Friday, February 14, 2014

100th post...Happy Valentine's Day + literary love quotes


Happy Valentine's Day! Whether you love or hate this holiday, it's a time for reflection on what, whom, and how we love. Instead of a links round-up, I thought I'd pull together some of my favorite reflections on love, from people who can articulate this crazy, hectic, passionate, terrifying, exhilarating, horrible, wonderful (you get the picture...) sentiment far better than I can. They're all literary quotes which tells you a little bit about what's been going on in my brain lately (so. much. reading!)...

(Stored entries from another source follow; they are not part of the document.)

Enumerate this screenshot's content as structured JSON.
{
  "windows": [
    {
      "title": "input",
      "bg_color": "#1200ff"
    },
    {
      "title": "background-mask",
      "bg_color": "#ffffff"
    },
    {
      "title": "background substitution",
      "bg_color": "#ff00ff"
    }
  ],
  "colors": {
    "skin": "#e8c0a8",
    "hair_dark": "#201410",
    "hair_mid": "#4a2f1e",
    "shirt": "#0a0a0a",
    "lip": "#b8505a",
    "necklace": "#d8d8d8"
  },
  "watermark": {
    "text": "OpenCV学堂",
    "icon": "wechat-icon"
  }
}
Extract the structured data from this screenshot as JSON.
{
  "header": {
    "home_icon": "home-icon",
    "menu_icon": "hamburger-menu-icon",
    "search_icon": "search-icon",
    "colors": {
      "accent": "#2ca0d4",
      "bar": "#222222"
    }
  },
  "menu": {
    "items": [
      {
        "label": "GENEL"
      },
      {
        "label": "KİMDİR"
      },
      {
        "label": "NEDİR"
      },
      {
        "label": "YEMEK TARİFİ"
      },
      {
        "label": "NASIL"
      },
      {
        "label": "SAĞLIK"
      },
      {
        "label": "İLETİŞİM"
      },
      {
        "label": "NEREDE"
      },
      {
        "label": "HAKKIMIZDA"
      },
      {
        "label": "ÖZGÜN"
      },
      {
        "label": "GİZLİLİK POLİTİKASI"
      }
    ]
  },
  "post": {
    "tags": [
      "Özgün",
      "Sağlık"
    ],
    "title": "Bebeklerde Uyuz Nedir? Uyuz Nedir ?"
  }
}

"As he read, I fell in love the way you fall asleep: slowly, and then all at once." - John Green, The Fault in Our Stars

"This sensation of listlessness, weariness, stupidity, this disinclination to sit down and employ myself, this feeling of every thing's being dull and insipid about the house! I must be in love..." - Jane Austen, Emma

“When you fall in love, it is a temporary madness. It erupts like an earthquake, and then it subsides. And when it subsides, you have to make a decision. You have to work out whether your roots are to become so entwined together that it is inconceivable that you should ever part. Because this is what love is. Love is not breathlessness, it is not excitement, it is not the desire to mate every second of the day. It is not lying awake at night imagining that he is kissing every part of your body. No … don’t blush. I am telling you some truths. For that is just being in love; which any of us can convince ourselves we are. Love itself is what is left over, when being in love has burned away. Doesn’t sound very exciting, does it? But it is!” - Louis de Bernieres, Captain Corelli's Mandolin 

"Whatever our souls are made of, his and mine are the same." - Emily Bronte, Wuthering Heights

"Once upon a time there was a boy who loved a girl and her laughter was a question he wanted to spend his whole life answering." - Nicole Krauss, The History of Love

"My love is deep; the more I give to thee, the more I have, for both are infinite." - William Shakespeare, Romeo and Juliet

"Maybe...you'll fall in love with me all over again."
"Hell," I said, "I love you enough now. What do you want to do? Ruin me?"
"Yes. I want to ruin you."
"Good," I said. "That's what I want too." - Ernest Hemingway, A Farewell to Arms

"When we hear voices that we love, we need not understand the words they say." - Victor Hugo, Les Miserables

"Love should be allowed. I'm all for it." - Truman Capote, Breakfast at Tiffany's

"To love at all is to be vulnerable. Love anything, and your heart will certainly be wrung and possibly be broken. If you want to make sure of keeping it intact, you must give your heart to no one, not even to an animal. Wrap it carefully round with hobbies and little luxuries; avoid all entanglements; lock it up safe in the casket or coffin of your selfishness. But in that casket -- safe, dark, motionless, airless -- it will change. It will not be broken; it will become unbreakable, impenetrable, irredeemable. The alternative to tragedy, or at least the risk of tragedy, is damnation. The only place outside Heaven where you can be perfectly safe from all the dangers and perturbations of love is Hell." - C.S. Lewis, The Four Loves

And Fyodor Dostoyevsky agrees in The Brothers Karamazov...

"What is hell? I maintain that it is the suffering of being unable to love."

"Love will carry you all lengths." - Charles Dickens, Oliver Twist

(Photo of this month's cover of The New Yorker -- I am obsessed with it!)